High-throughput experimentation has been a mainstay in pharmaceutical discovery since the mid-1990’s. In a 1999 C&E News article (C&EN, vol. 77, pp 33-48 March 8, 1999) this approach was hailed as the next great thing. Unfortunately, we chemists soon realized that quantity is no replacement for quality; a notable article in the WSJ “Drug Industry’s Big Push into Technology Falls Short,” was critical of this approach.
At the time, I was working on a DOE-funded project (DE-FC26-02NT41218) for high-throughput catalyst discovery for NOx catalysis in lean diesel engines, together with GM and Engelhard (now BASF). In practice, our method was not to generate 1000’s of samples and hope for the best but to screen fewer carefully selected samples quickly, and subject the “winners” to more sophisticated testing.
The approach employed in our NOx project was based on analysis of experimental data, design of experiment, and fitting response surfaces – and it worked. As pointed out in a recent BIOIT World article, however, experimental data alone are usually too noisy to build reliable statistical models. What’s a researcher to do? Molecular modeling, of course – hey I’m a modeller: you knew I was going to suggest that.
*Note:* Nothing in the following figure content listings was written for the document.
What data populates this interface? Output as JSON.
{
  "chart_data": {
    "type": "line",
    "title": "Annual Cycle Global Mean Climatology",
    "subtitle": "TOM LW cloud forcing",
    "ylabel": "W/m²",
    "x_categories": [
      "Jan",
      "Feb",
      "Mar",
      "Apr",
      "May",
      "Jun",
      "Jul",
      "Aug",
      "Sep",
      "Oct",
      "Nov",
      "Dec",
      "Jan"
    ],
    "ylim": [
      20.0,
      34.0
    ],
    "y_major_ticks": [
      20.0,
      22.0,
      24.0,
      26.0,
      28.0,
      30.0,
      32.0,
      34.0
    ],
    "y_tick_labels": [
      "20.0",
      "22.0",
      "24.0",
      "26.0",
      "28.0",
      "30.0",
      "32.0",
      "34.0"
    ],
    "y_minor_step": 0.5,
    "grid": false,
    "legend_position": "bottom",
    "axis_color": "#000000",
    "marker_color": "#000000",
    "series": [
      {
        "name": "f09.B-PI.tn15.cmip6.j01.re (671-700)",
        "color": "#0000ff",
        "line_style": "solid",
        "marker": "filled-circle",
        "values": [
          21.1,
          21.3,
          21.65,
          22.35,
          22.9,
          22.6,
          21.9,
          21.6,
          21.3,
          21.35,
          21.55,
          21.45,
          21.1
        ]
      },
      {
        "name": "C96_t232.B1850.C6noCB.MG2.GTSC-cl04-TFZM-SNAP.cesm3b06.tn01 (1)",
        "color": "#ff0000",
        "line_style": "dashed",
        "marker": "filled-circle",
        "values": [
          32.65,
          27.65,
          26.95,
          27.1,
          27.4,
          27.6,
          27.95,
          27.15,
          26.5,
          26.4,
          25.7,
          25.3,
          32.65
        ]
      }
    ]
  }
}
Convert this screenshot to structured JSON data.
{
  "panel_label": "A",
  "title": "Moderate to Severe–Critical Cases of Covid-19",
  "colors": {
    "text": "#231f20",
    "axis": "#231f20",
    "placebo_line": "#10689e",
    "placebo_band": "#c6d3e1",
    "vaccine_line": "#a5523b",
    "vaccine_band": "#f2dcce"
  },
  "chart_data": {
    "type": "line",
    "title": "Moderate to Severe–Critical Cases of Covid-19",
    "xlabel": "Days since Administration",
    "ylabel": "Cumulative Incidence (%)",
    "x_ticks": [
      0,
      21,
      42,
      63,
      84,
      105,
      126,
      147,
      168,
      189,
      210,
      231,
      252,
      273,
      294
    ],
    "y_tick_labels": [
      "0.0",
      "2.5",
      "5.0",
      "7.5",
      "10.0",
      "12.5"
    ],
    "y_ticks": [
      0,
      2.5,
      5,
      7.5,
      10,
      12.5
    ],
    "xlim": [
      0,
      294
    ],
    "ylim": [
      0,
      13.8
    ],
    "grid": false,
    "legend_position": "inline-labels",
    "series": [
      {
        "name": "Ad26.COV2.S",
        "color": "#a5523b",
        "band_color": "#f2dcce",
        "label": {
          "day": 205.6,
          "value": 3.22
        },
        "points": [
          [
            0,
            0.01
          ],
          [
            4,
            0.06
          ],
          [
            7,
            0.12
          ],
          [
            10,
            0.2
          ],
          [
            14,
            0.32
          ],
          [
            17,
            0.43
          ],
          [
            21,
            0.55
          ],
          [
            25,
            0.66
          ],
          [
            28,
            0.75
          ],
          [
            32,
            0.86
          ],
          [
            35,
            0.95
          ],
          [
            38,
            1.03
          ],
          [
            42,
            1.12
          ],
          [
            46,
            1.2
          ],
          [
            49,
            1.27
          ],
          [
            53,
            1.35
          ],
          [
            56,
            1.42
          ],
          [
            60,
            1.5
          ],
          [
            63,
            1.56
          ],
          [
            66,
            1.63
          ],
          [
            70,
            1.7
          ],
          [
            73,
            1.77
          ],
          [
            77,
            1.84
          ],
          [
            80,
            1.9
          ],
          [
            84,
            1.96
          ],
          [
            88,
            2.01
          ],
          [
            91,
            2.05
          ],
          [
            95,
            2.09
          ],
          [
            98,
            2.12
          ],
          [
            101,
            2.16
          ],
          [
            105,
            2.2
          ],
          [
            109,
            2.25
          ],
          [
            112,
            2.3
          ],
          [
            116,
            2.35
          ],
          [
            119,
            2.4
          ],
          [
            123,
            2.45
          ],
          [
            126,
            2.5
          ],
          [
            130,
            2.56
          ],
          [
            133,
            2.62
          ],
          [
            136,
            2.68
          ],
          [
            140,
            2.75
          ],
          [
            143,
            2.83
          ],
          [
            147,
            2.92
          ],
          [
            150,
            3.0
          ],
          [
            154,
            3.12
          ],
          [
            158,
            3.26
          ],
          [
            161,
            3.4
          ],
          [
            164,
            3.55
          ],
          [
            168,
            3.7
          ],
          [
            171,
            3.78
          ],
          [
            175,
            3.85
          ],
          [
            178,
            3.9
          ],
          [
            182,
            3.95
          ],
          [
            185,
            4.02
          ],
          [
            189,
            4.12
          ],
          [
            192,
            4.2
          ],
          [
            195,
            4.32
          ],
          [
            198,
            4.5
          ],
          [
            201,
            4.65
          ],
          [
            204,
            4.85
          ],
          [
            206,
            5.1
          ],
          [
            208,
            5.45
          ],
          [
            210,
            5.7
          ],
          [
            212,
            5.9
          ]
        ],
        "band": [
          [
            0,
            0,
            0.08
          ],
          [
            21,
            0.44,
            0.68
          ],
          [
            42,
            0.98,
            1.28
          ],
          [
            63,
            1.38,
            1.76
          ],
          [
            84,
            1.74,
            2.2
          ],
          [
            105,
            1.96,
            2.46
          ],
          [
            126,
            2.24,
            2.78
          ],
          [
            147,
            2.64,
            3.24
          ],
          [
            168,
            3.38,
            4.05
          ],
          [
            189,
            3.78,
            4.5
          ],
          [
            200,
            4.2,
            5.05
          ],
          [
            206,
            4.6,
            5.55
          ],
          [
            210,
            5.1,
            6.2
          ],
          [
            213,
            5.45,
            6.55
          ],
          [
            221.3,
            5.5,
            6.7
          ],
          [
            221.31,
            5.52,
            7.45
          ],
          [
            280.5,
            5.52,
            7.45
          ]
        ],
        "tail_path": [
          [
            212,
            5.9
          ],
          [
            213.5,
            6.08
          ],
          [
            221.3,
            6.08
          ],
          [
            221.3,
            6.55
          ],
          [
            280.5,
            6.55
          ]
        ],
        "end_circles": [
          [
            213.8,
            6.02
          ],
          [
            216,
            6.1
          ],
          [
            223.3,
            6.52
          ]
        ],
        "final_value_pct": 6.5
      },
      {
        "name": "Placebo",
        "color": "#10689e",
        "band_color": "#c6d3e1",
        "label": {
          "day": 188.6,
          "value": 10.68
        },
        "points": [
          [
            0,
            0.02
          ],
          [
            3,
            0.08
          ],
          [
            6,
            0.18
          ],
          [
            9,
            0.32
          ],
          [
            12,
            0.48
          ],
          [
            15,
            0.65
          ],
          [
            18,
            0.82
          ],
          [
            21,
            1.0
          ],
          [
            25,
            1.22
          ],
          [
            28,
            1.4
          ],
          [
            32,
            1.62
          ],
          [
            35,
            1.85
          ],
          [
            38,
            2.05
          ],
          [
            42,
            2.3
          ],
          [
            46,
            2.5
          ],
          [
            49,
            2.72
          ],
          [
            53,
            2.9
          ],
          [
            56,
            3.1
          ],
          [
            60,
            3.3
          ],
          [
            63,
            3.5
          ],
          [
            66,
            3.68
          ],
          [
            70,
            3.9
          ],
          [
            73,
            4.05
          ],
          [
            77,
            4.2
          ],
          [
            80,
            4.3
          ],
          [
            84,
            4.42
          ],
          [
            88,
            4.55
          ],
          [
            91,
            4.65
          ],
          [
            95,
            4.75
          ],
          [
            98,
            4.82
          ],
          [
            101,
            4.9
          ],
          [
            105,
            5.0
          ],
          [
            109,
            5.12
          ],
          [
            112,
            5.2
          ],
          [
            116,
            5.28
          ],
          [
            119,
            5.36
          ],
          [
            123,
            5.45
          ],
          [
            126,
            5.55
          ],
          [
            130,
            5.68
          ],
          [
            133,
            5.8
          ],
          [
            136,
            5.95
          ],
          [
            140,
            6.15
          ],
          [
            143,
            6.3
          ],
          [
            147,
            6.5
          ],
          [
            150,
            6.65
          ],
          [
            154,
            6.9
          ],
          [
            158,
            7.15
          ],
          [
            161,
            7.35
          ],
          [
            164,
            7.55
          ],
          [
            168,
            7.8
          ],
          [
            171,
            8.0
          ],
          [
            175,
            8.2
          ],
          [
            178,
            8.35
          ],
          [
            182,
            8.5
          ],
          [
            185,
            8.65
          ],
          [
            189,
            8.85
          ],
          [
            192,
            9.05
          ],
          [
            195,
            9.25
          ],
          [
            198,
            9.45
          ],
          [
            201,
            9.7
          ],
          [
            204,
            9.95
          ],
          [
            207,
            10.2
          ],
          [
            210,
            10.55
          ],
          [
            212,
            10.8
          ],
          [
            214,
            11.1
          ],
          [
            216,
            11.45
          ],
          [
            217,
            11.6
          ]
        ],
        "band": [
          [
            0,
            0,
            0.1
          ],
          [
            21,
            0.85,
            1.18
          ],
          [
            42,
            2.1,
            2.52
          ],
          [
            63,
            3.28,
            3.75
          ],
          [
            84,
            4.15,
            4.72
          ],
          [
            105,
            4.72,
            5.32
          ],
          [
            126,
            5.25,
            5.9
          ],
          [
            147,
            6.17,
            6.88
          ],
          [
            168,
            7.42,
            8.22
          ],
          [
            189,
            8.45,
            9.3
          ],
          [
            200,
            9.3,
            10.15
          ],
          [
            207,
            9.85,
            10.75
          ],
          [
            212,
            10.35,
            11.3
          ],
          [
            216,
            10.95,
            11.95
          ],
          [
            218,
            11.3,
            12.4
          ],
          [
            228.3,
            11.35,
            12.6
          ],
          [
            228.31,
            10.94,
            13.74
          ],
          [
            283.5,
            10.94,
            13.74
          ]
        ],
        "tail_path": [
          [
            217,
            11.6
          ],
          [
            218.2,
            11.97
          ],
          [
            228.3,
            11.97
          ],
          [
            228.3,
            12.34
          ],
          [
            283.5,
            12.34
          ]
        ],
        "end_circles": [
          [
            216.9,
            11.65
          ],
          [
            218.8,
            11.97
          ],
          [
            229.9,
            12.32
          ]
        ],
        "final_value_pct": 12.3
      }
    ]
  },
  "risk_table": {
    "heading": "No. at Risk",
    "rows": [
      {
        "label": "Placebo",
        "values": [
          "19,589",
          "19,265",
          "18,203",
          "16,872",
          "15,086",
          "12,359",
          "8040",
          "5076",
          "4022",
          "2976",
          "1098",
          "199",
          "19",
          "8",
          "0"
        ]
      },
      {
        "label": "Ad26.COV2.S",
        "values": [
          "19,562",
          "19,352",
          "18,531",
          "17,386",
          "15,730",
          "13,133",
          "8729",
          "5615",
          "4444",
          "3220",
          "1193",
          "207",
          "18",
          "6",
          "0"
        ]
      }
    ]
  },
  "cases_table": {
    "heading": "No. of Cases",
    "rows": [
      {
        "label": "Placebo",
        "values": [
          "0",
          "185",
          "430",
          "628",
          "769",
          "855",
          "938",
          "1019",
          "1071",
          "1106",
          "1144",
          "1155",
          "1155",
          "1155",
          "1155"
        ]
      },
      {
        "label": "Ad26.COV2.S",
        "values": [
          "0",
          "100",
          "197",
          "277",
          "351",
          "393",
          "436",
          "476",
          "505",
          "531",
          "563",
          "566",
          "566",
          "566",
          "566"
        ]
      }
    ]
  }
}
The key for success, it seems, is to employ a plurality of methods, both experimental and computational. Given even a modest amount of experimental data, you’ll need a database with decent search & query tools and basic statistical approaches like principle component analysis. But atomistic modeling is also important. Work by a number of research groups has shown that you can generate good predictive models from quantum mechanical methods (QM) for lots of different kinds of materials. (Keep in mind that these examples barely scratch the surface of the available literature).
But how do get to the point that anybody can make use of QM-based results? Doing these calculations typically takes a log time.
QSAR (Quantitative Structure Activity Relationship) is a terrific way to leverage QM results for complex research topics. These research groups followed the same basic procedure:
- Start with some experimental data
- Generate a statistical model
- Grind through a lot of calculations
- Forward the “winners” for experimental testing
You can see in the examples above that the approach can actually work. But how do you figure out what QM calculations to perform, and how do you create good statistical models? Well, that’s a story for next month.